Ironically, the world gone mad and pushing a seemingly quiet, isolated man over his limits is pretty much the plot of Joker.

reply

As Joker says in the comics, 'Madness is like gravity, all it takes is one little push... One bad day'.

reply

I agree, the stuff where he's going crazy at stuff and reacting were great and was the appeal of the movie.

I also found the Robert Duvall / wife stuff really slowed it down. But it kind of pays off because I remember a sense of worry with this character going up against D-FENS at the end.

reply

I was disappointed in this film. I wanted him to be frustrated and angry at everyone and everything for being lackluster (lazy), unethical, apathetic, violent, loud, uncouth, because he feels society is going down the drain.

Instead we get a story tie-in with his wife and daughter. The film would've been fine without them. I thought that angle was unnecessary.
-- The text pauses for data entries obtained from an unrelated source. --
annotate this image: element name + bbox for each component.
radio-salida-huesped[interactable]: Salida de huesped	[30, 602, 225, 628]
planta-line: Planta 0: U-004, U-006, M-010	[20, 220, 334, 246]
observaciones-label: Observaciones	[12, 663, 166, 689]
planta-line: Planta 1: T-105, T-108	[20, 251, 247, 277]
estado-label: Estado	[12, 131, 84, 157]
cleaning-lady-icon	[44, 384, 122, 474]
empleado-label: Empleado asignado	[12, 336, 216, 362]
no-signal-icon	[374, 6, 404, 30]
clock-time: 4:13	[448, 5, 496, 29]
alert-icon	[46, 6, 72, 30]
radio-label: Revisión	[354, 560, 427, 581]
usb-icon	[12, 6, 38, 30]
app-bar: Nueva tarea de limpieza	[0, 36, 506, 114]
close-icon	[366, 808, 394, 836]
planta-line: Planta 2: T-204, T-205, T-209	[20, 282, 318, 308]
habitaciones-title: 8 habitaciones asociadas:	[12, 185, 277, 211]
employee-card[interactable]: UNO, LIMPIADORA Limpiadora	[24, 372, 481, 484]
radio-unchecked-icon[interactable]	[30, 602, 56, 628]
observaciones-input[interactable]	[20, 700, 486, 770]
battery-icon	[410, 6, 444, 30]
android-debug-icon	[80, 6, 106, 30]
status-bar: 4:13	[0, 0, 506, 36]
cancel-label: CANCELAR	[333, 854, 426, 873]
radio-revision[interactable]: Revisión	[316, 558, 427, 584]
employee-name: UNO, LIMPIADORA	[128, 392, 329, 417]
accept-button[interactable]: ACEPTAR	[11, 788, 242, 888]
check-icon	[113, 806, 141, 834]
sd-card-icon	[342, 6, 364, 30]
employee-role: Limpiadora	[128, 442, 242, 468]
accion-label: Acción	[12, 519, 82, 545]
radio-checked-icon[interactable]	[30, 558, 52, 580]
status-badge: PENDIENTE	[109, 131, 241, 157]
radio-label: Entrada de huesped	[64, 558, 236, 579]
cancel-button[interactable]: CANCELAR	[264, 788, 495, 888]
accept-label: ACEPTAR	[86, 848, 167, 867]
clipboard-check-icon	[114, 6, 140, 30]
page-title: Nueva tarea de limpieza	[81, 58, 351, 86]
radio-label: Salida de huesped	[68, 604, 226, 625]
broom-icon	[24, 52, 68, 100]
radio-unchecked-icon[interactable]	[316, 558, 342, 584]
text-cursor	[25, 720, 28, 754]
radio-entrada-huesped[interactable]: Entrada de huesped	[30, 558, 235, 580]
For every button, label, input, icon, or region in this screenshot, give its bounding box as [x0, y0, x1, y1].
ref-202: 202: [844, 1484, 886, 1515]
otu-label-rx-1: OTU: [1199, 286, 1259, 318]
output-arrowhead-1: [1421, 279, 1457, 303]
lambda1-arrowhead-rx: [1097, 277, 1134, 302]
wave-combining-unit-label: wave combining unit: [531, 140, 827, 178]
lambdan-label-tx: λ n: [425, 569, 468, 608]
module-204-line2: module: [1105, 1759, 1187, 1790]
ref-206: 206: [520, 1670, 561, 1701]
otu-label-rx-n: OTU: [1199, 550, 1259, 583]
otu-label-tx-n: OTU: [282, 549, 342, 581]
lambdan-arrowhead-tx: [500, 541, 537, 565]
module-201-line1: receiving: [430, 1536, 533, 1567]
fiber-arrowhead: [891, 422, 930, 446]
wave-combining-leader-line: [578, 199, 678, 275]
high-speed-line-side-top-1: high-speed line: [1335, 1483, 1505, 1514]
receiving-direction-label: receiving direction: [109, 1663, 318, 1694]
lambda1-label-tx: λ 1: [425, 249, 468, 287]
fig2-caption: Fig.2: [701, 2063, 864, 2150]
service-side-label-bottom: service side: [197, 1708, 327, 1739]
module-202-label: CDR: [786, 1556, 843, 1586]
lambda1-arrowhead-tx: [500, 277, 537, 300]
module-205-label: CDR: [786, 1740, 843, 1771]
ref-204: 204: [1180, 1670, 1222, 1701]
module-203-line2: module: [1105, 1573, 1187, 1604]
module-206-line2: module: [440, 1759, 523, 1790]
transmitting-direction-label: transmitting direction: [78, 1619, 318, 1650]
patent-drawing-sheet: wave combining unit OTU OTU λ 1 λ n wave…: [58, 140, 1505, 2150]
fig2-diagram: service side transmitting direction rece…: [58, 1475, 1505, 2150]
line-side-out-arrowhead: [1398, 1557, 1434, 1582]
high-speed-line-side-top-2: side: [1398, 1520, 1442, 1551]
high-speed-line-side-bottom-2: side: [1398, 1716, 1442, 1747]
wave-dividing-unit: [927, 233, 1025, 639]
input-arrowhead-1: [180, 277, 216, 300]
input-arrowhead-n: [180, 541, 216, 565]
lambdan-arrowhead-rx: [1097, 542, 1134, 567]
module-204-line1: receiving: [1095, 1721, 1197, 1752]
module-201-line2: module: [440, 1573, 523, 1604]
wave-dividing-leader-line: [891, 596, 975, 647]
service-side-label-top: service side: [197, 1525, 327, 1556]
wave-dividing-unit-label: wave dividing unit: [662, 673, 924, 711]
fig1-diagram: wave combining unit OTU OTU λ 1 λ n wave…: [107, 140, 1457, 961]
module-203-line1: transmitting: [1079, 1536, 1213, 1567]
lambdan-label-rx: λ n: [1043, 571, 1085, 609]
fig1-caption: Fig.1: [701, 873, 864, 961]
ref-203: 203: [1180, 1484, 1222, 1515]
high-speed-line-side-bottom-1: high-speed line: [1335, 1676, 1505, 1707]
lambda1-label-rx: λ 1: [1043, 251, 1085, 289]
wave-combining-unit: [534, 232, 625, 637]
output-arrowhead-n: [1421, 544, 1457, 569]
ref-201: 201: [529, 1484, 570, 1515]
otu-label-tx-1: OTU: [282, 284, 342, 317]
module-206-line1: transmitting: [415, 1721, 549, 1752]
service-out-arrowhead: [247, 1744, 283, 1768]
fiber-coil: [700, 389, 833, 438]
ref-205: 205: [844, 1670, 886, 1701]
In parts, this film is brilliant, but overall it's disappointing.

Loved Robert Duvall in this.

reply

Exactly. It would be much better if he was just a ‘get off my lawn’ grouch who tipped over.

reply

Whole thing was great. 🤷‍♀️🤷‍♀️🤷‍♀️🤷‍♀️

reply

I agree. He realized he went too far and that there was no coming back so he picked up his balls and decided to go all the damn way.

reply

I've always wanted a sequel. Who's to say he was dead in the water? He could've survived, went into a psychiatric care facility. Gotten out eventually. And then who knows after that right lol??

reply

The whole movie is great.

reply

I thought this was a good movie but Duvall's wife's character was annoying and wish we would've gotten to see less of her and more of Michael Douglas's character.

reply

It was a crazy man story from the very beginning, when he abandoned his car. Normal sane people don't do that.

reply

I thought it had potential to be a great movie but the scenes with Tuesday Weld's character was way overbearing, I wanted to see more of Michael Douglas's character.

reply

I think those scenes are in there solely help the audience to compare and comprehend the true nature of Foster and why his marriage fell apart. In short, it was meant to relay that Foster himself was responsible for his marriage disintegrating because he wasn't able to cope with standing up for himself with the pressure between him and Beth, and that made him take out his anger on her because she wasn't "perfect" to him.

On the other hand, Pendergast ultimately decides to accept the challenge of having to stand up to his unpleasant colleagues in the end.

reply

That crazy white man did have a point, especially when said crazy white man arrived for some food at the "Whammy Burger" restaurant.. That scene is all too much like what we see now in fast food, so he's not wrong except for opening fire into the ceiling like he did and also, the woman taking his order before the manager took over is the kind of Gen Z worker you end up terminating after the smartass stunt she pulled with a crazy white man sporting an assault weapon

reply

"he's not wrong except for opening fire into the ceiling like he did"

Yes, but it was an accident.

reply

Yes I didn't like the end where we find that he is actually going to kill his wife. I mean he goes through all this trouble the whole movie to see his daughter and it's a cop out, oh he was just a psychopath trying to make it home to kill his wife.

reply

Nope, he had a water gun, he didn't actually intend to kill the wife but obviously it was something that crossed his mind.